14 Jie kalbėjosi apie visus tuos įvykius.

15 Jiems taip besikalbant ir besvarstant, prisiartino pats Jėzus ir ėjo kartu.

16 Jų akys buvo uždengtos, ir jie Jo neatpažino.

17 O Jis paklausė jų: "Apie ką kalbatės, eidami nuliūdę?"
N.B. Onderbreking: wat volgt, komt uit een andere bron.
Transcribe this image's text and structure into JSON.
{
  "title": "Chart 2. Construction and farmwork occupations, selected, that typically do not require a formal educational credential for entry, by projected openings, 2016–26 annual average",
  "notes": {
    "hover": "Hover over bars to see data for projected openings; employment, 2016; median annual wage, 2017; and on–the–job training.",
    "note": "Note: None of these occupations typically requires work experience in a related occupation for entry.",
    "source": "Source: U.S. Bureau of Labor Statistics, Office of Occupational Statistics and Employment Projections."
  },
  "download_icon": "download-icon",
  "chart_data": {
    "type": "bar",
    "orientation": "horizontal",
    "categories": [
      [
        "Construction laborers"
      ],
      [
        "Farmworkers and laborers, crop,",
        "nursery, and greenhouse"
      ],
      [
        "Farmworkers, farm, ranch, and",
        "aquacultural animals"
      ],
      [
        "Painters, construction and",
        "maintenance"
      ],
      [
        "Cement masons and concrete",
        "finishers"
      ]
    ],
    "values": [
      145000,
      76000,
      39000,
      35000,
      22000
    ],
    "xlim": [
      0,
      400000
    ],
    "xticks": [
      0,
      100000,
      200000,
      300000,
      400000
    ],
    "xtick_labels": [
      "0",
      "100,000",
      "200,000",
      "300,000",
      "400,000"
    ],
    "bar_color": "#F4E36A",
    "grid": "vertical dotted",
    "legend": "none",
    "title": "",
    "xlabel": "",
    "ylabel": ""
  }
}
18 Vienas iš jų, vardu Kleopas, atsakė Jam: "Nejaugi Tu esi vienintelis ateivis Jeruzalėje ir nežinai, kas joje šiomis dienomis atsitiko?"

19 Jėzus paklausė: "O kas gi?" Jie tarė Jam: "Su Jėzumi iš Nazareto, kuris buvo pranašas, galingas darbais ir žodžiais Dievo ir visos tautos akyse.

20 Aukštieji kunigai ir mūsų vadovai Jį pasmerkė mirti ir nukryžiavo.

21 O mes vylėmės, kad Jis yra Tas, kuris atpirks Izraelį. Dabar po viso to jau trečia diena, kaip tai atsitiko.

22 Be to, kai kurios mūsiškės moterys mus labai nustebino. Anksti rytą jos buvo nuėjusios pažiūrėti kapo

23 ir nerado Jo kūno. Jos sugrįžo ir papasakojo regėjusios angelus, kurie sakę Jį esant gyvą.

24 Kai kurie iš mūsiškių buvo nuėję prie kapo ir rado viską, kaip moterys sakė, bet Jo paties nematė".

25 Tada Jis jiems tarė: "O jūs, neišmanėliai! Kokios nerangios jūsų širdys tikėti tuo, ką yra skelbę pranašai!

26 Argi ne taip turėjo Kristus kentėti ir įeiti į savo šlovę?"

27 Ir, pradėjęs nuo Mozės, primindamas visus pranašus, Jis aiškino jiems, kas visuose Raštuose apie Jį pasakyta.

28 Jie prisiartino prie kaimo, į kurį keliavo, ir Jis dėjosi einąs toliau.

29 Bet jie sulaikė Jį, sakydami: "Pasilik su mumis! Vakaras arti, diena jau baigiasi". Jis užsuko ir pasiliko su jais.

30 Atsisėdęs su jais prie stalo, paėmė duoną, laimino, laužė ir davė jiems.

31 Tada jų akys atsivėrė, ir jie pažino Jėzų, bet Jis pranyko jiems iš akių.

32 O jie kalbėjo: "Argi mūsų širdys nedegė, kai Jis kelyje mums kalbėjo ir atvėrė Raštų prasmę?"